Users can also extend the definition of the optimal spatial mapping for an execution module.
The optimal spatial mapping is used to compute the actual spatial mapping and so the number of virtual execution units that will be processing the layer in parallel. For a simple accelerator, optimal and actual spatial mapping are the same thing. However, for more complex platforms, such as multi-core CPU clusters, they might differ. Check the paper for more details.
Importantly, the optimal spatial mapping definition may be different for each supported pattern, to support accelerators that use different types of spatial unrolling for different DNN ops. An example of an optimal spatial mapping definition is shown below:
def optimal_spatial_mapping_def(self, pattern_name: str = "",dim_sizes:Dict[str,int]={},layer_attrs:Dict={}):
if pattern_name=='default_conv2d' and (dim_sizes['FY']*dim_sizes['FX'])==1:
# pointwise conv
return [
("OY",4),("OX",4),("K",4)
]
else:
return [
("K",16),("OY",4)
]
To guide the temporal mapping engine, the user shall provide a customized cost model, which computes the expected latency or energy of each candidate scheduling. This is done extending the ZigZagMatchCostModel
class and 2 of its methods:
def_transfer_cost
that shall return the latency/energy cost of a data transfer given its size, the type of operand, and the involved memory levels.def_innermost_loops_cost
, that computes the cost of a single call to the "innermost" execution loops (i.e., the back-end kernel for the given execution module, executing entirely from L1).
Importantly, def_transfer_cost
is always called prior to def_innermost_loops_cost
, so the user can set some parameters in the former, and use them later for the loops cost calculation.
For example, the following code defines the cost model of an accelerator, for which each transfer has an overhead of 100 cycles w.r.t. the cycles lost on the transfer itself, and where the number of cycles lost on the innemorst computations equals to the nunmber of output channels("K"):
from match.target.cost_model import ZigZagMatchCostModel
from math import prod,ceil,floor
class ExampleCostModel(ZigZagMatchCostModel):
def __init__(
self,
*,
accelerator,
layer,
spatial_mapping,
temporal_mapping,
access_same_data_considered_as_no_access=True,
):
super(ExampleCostModel,self).__init__(
accelerator=accelerator,layer=layer,spatial_mapping=spatial_mapping,
temporal_mapping=temporal_mapping,
access_same_data_considered_as_no_access=access_same_data_considered_as_no_access)

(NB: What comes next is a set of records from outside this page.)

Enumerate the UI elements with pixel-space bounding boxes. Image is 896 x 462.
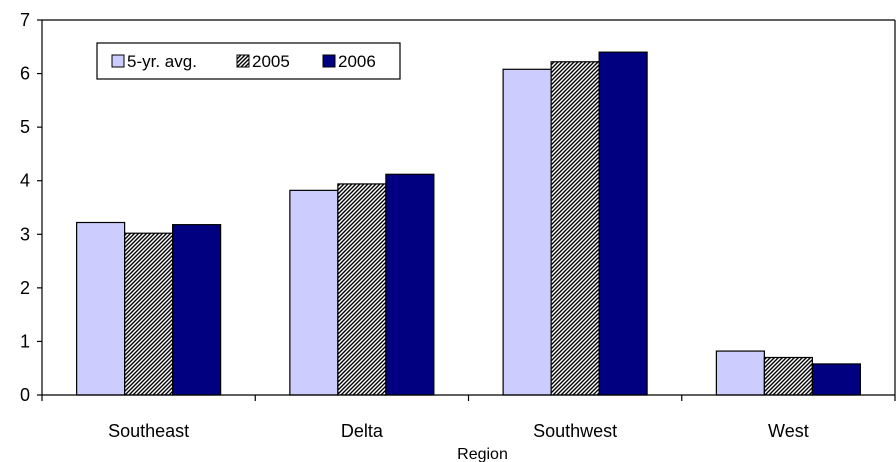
y-tick-label: 2 bbox=[20, 278, 30, 298]
y-tick-label: 7 bbox=[20, 10, 30, 30]
bar-southeast-2005 bbox=[124, 232, 174, 396]
category-label-west: West bbox=[768, 421, 809, 441]
legend-label-2006: 2006 bbox=[338, 52, 376, 71]
legend-label-5-yr-avg: 5-yr. avg. bbox=[127, 52, 197, 71]
bar-west-2006 bbox=[811, 363, 861, 396]
bar-southeast-2006 bbox=[172, 224, 222, 396]
category-label-southwest: Southwest bbox=[533, 421, 617, 441]
bar-southeast-5-yr-avg bbox=[76, 221, 126, 396]
bar-southwest-2005 bbox=[550, 61, 600, 396]
bar-southwest-2006 bbox=[598, 51, 648, 396]
y-tick-label: 5 bbox=[20, 117, 30, 137]
legend-swatch-2005 bbox=[236, 54, 250, 68]
bar-delta-2006 bbox=[385, 173, 435, 396]
bars-layer bbox=[76, 51, 861, 396]
bar-west-5-yr-avg bbox=[715, 350, 765, 396]
y-tick-label: 1 bbox=[20, 331, 30, 351]
legend-label-2005: 2005 bbox=[252, 52, 290, 71]
y-tick-label: 4 bbox=[20, 171, 30, 191]
legend-swatch-5-yr-avg bbox=[111, 54, 125, 68]
bar-delta-2005 bbox=[337, 183, 387, 396]
x-axis-categories: Southeast Delta Southwest West bbox=[108, 421, 809, 441]
legend-swatch-2006 bbox=[322, 54, 336, 68]
category-label-southeast: Southeast bbox=[108, 421, 189, 441]
y-axis-ticks: 0 1 2 3 4 5 6 7 bbox=[20, 10, 42, 405]
y-tick-label: 0 bbox=[20, 385, 30, 405]
y-tick-label: 3 bbox=[20, 224, 30, 244]
legend: 5-yr. avg. 2005 2006 bbox=[96, 42, 401, 80]
y-tick-label: 6 bbox=[20, 64, 30, 84]
bar-southwest-5-yr-avg bbox=[502, 68, 552, 396]
axes bbox=[41, 19, 896, 401]
bar-west-2005 bbox=[763, 356, 813, 396]
x-axis-title: Region bbox=[457, 446, 508, 462]
bar-delta-5-yr-avg bbox=[289, 189, 339, 396]
category-label-delta: Delta bbox=[341, 421, 384, 441]
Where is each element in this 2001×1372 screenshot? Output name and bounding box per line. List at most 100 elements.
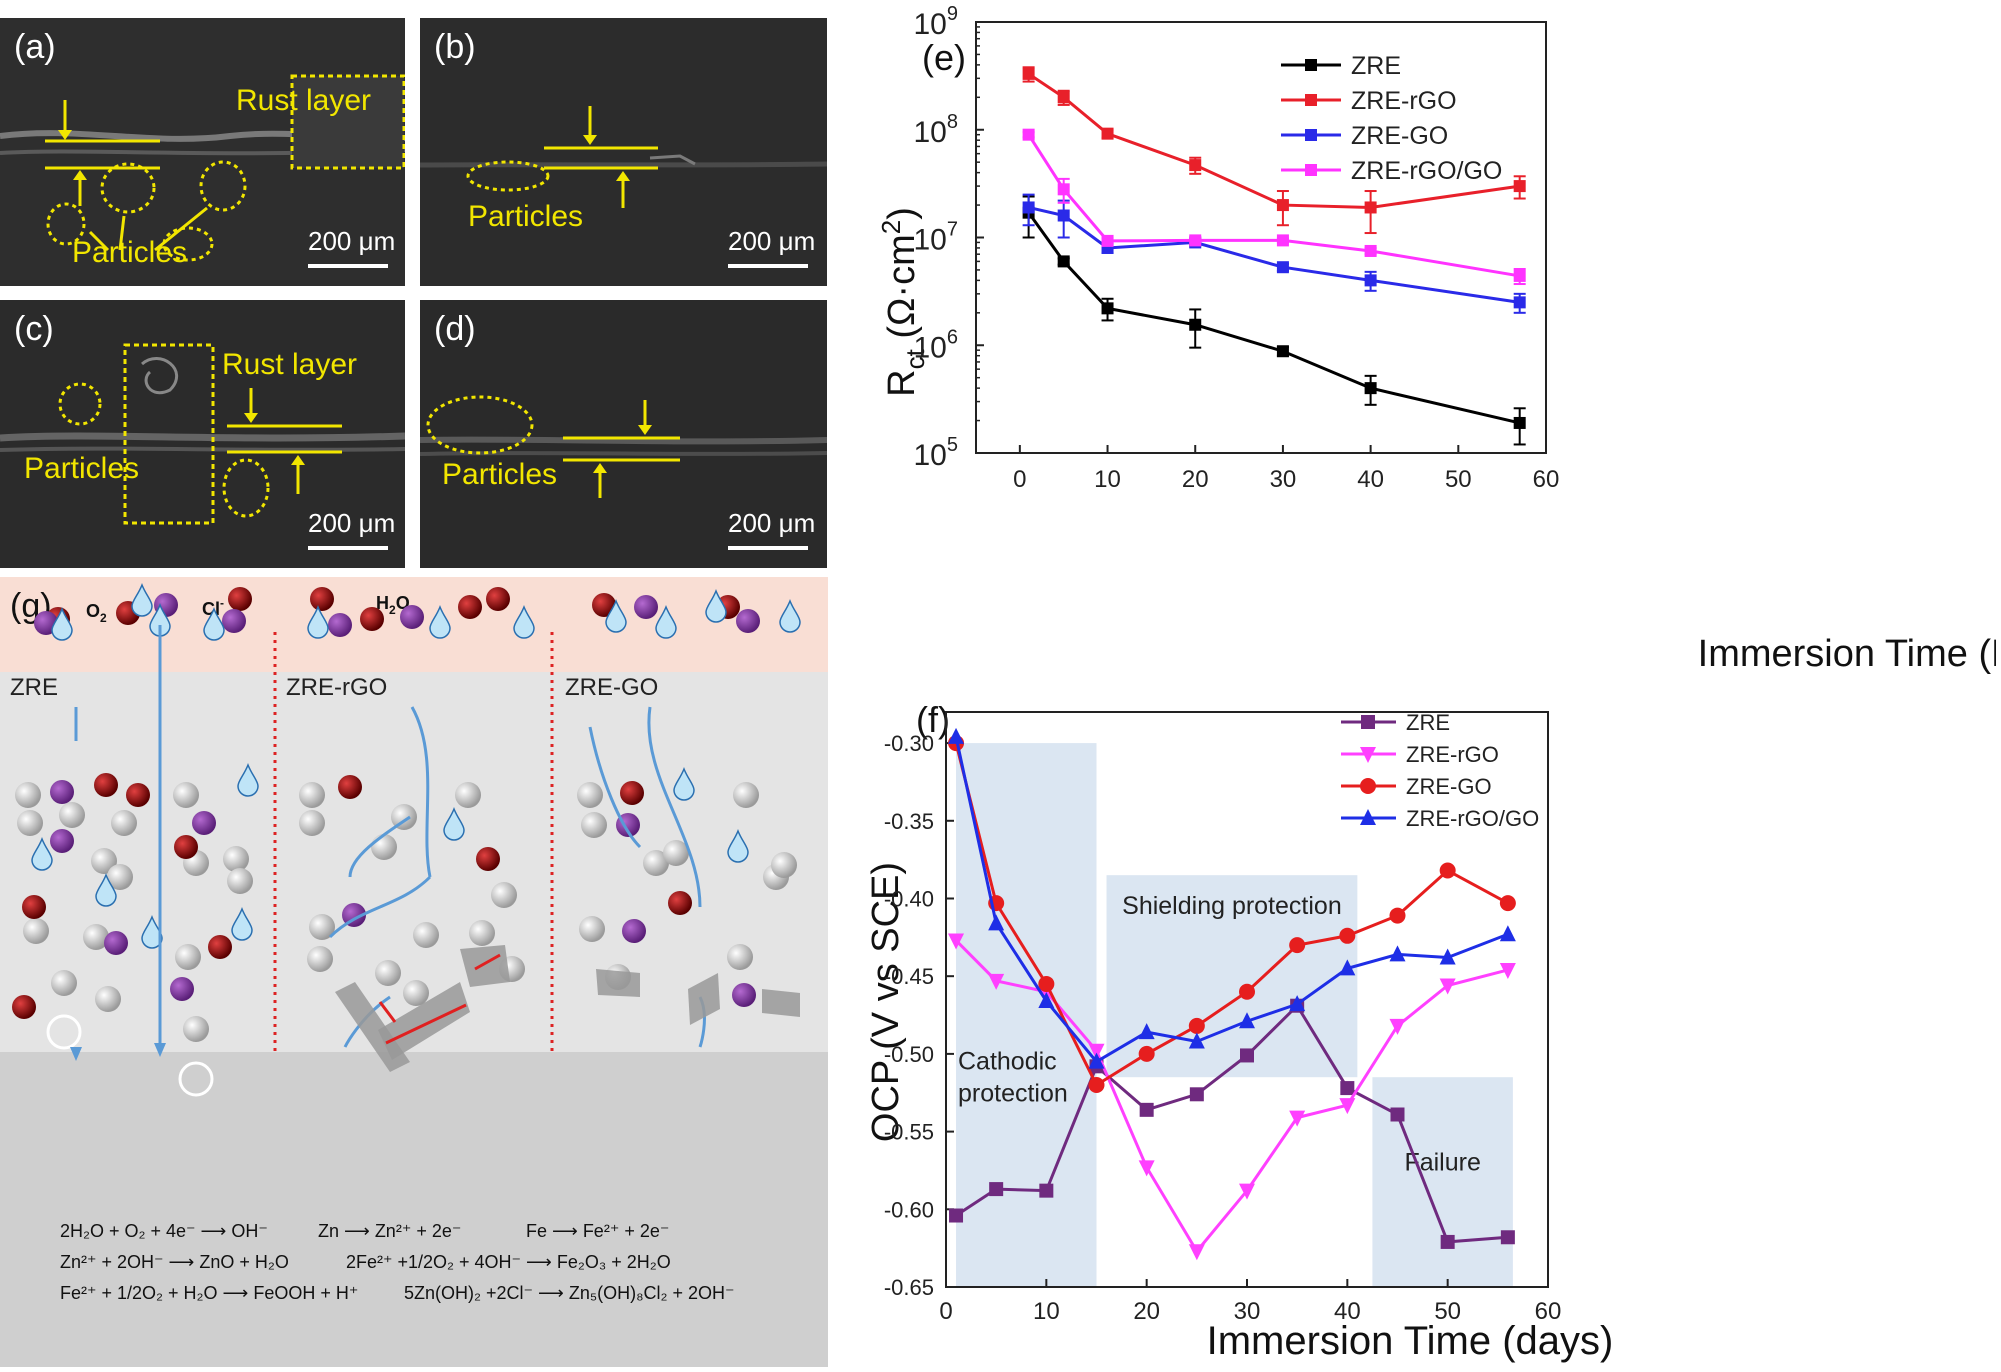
data-point-e bbox=[1022, 201, 1035, 214]
data-point-f bbox=[1439, 978, 1456, 995]
white-particle bbox=[469, 920, 495, 946]
purple-particle bbox=[328, 613, 352, 637]
red-particle bbox=[126, 783, 150, 807]
scale-label-d: 200 μm bbox=[728, 508, 816, 538]
sem-panel-d: (d) Particles 200 μm bbox=[420, 300, 827, 568]
equation-6: Fe²⁺ + 1/2O₂ + H₂O ⟶ FeOOH + H⁺ bbox=[60, 1283, 358, 1303]
data-point-e bbox=[1101, 127, 1114, 140]
red-particle bbox=[228, 587, 252, 611]
x-tick-label-e: 10 bbox=[1094, 466, 1121, 493]
purple-particle bbox=[342, 903, 366, 927]
data-point-e bbox=[1513, 416, 1526, 429]
equation-5: 2Fe²⁺ +1/2O₂ + 4OH⁻ ⟶ Fe₂O₃ + 2H₂O bbox=[346, 1252, 671, 1272]
legend-label-e: ZRE-rGO bbox=[1351, 87, 1457, 115]
diffusion-path bbox=[588, 726, 642, 849]
water-drop bbox=[443, 806, 465, 841]
x-tick-label-f: 40 bbox=[1334, 1298, 1361, 1325]
white-particle bbox=[111, 810, 137, 836]
graphene-sheet bbox=[688, 973, 720, 1025]
sem-panel-a: (a) Rust layer Particles 200 μm bbox=[0, 18, 405, 286]
y-tick-label-f: -0.35 bbox=[884, 809, 934, 834]
sem-panel-b: (b) Particles 200 μm bbox=[420, 18, 827, 286]
water-drop bbox=[51, 606, 73, 641]
purple-particle bbox=[50, 829, 74, 853]
white-particle bbox=[581, 812, 607, 838]
highlight-ring bbox=[178, 1061, 214, 1097]
water-drop bbox=[31, 836, 53, 871]
data-point-f bbox=[1499, 962, 1516, 979]
scale-bar-c bbox=[308, 546, 388, 550]
particles-label-b: Particles bbox=[468, 200, 584, 233]
legend-label-e: ZRE bbox=[1351, 52, 1401, 80]
red-tie bbox=[385, 1003, 467, 1045]
data-point-e bbox=[1057, 255, 1070, 268]
graphene-sheet bbox=[762, 989, 800, 1017]
white-particle bbox=[309, 914, 335, 940]
scale-bar-d bbox=[728, 546, 808, 550]
legend-label-f: ZRE bbox=[1406, 710, 1450, 735]
o2-text: O bbox=[86, 601, 100, 621]
y-tick-exp-e: 8 bbox=[947, 111, 958, 133]
scale-label-a: 200 μm bbox=[308, 226, 396, 256]
y-axis-title-f: OCP (V vs SCE) bbox=[865, 862, 907, 1142]
data-point-f bbox=[988, 914, 1005, 931]
x-tick-label-e: 0 bbox=[1013, 466, 1026, 493]
y-axis-title-e: Rct (Ω·cm2) bbox=[876, 207, 930, 397]
equation-2: Zn ⟶ Zn²⁺ + 2e⁻ bbox=[318, 1221, 461, 1241]
data-point-f bbox=[1138, 1160, 1155, 1177]
white-particle bbox=[403, 980, 429, 1006]
data-point-f bbox=[1289, 995, 1306, 1012]
region-e-1 bbox=[1106, 875, 1358, 1078]
panel-label-e: (e) bbox=[922, 37, 966, 78]
white-particle bbox=[173, 782, 199, 808]
data-point-f bbox=[1239, 1012, 1255, 1029]
y-tick-base-e: 10 bbox=[914, 439, 947, 472]
water-drop bbox=[727, 828, 749, 863]
section-label-zre-rgo: ZRE-rGO bbox=[286, 674, 387, 701]
water-drop bbox=[231, 906, 253, 941]
data-point-e bbox=[1057, 209, 1070, 222]
data-point-e bbox=[1364, 274, 1377, 287]
water-drop bbox=[95, 872, 117, 907]
diffusion-path bbox=[410, 706, 432, 878]
y-tick-label-e: 105 bbox=[914, 434, 959, 472]
diffusion-path bbox=[647, 706, 702, 908]
data-point-f bbox=[1439, 862, 1456, 879]
water-drop bbox=[655, 604, 677, 639]
o2-label: O2 bbox=[86, 601, 107, 625]
red-particle bbox=[620, 781, 644, 805]
data-point-f bbox=[1188, 1244, 1205, 1261]
purple-particle bbox=[50, 780, 74, 804]
data-point-e bbox=[1364, 244, 1377, 257]
data-point-f bbox=[1139, 1102, 1154, 1117]
y-tick-label-e: 107 bbox=[914, 219, 959, 257]
data-point-f bbox=[1038, 992, 1055, 1009]
data-point-f bbox=[1088, 1052, 1105, 1069]
data-point-f bbox=[1339, 1098, 1356, 1115]
data-point-f bbox=[1439, 948, 1456, 965]
purple-particle bbox=[622, 919, 646, 943]
data-point-f bbox=[989, 1182, 1004, 1197]
white-particle bbox=[371, 834, 397, 860]
purple-particle bbox=[400, 605, 424, 629]
y-tick-label-e: 109 bbox=[914, 3, 959, 41]
red-particle bbox=[310, 587, 334, 611]
data-point-f bbox=[988, 973, 1005, 990]
data-point-f bbox=[1088, 1043, 1105, 1060]
sem-panel-c: (c) Rust layer Particles 200 μm bbox=[0, 300, 405, 568]
data-point-e bbox=[1189, 234, 1202, 247]
y-tick-label-f: -0.60 bbox=[884, 1197, 934, 1222]
y-tick-label-e: 106 bbox=[914, 326, 959, 364]
white-particle bbox=[375, 960, 401, 986]
data-point-f bbox=[1138, 1023, 1155, 1040]
x-tick-label-f: 20 bbox=[1133, 1298, 1160, 1325]
data-point-f bbox=[1038, 975, 1055, 992]
data-point-e bbox=[1276, 261, 1289, 274]
legend-label-f: ZRE-rGO/GO bbox=[1406, 806, 1539, 831]
data-point-f bbox=[1499, 895, 1516, 912]
data-point-e bbox=[1276, 234, 1289, 247]
legend-label-f: ZRE-GO bbox=[1406, 774, 1492, 799]
arrowhead bbox=[154, 1043, 166, 1057]
y-tick-base-e: 10 bbox=[914, 8, 947, 41]
data-point-f bbox=[1389, 907, 1406, 924]
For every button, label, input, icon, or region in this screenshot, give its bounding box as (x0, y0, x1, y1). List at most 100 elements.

def def_transfer_cost(self):
return {operand:input_transfer_costs[operand][0]+100 if operand!="O" else self.self.output_transfer_costs[0]+100 for operand in self.operands}
def def_innermost_loops_cost(self):
return self.loop_sizes['K']
More detailed examples can be found in Cost Model Docs
Lastly, to complete the definition of an execution module, the user must define the names of the C backend functions that MATCH should invoke to use the accelerator. The functions that MATCH requires are organized in flexible templates, some of which can optionally be empty for accelerators that do not require a certain step (e.g., an initialization prior to starting an inference). In detail, MATCH APis are divided into:
- Memory functions
- Computation functions
- Synchronization functions
- Platform setup functions
- Type-definitions (for defining some specific types used by MATCH, such as the kernel structure used).
For example, the following code defines the computational APIs extending the comp_apis_def
function of the executional model, which receives the default computational apis object and returns the updated one:
def comp_apis_def(self,comp_apis: ComputationalApis=ComputationalApis()):
comp_apis.innermost_computation="example_kernel_function"
return comp_apis
More detailed informations about the APIs can be seen in Types,APIs and Libraries Docs.
Once a new target has been defined, to use it directly within MATCH, users shall add it to the targets list within the file match/target/get_target.py
in order to inform MATCH of its existence. Otherwise the user can use the target through the API. Then, users can compile for the new target as shown in the Usage section above.
MATCH entire codebase is released under Apache License 2.0.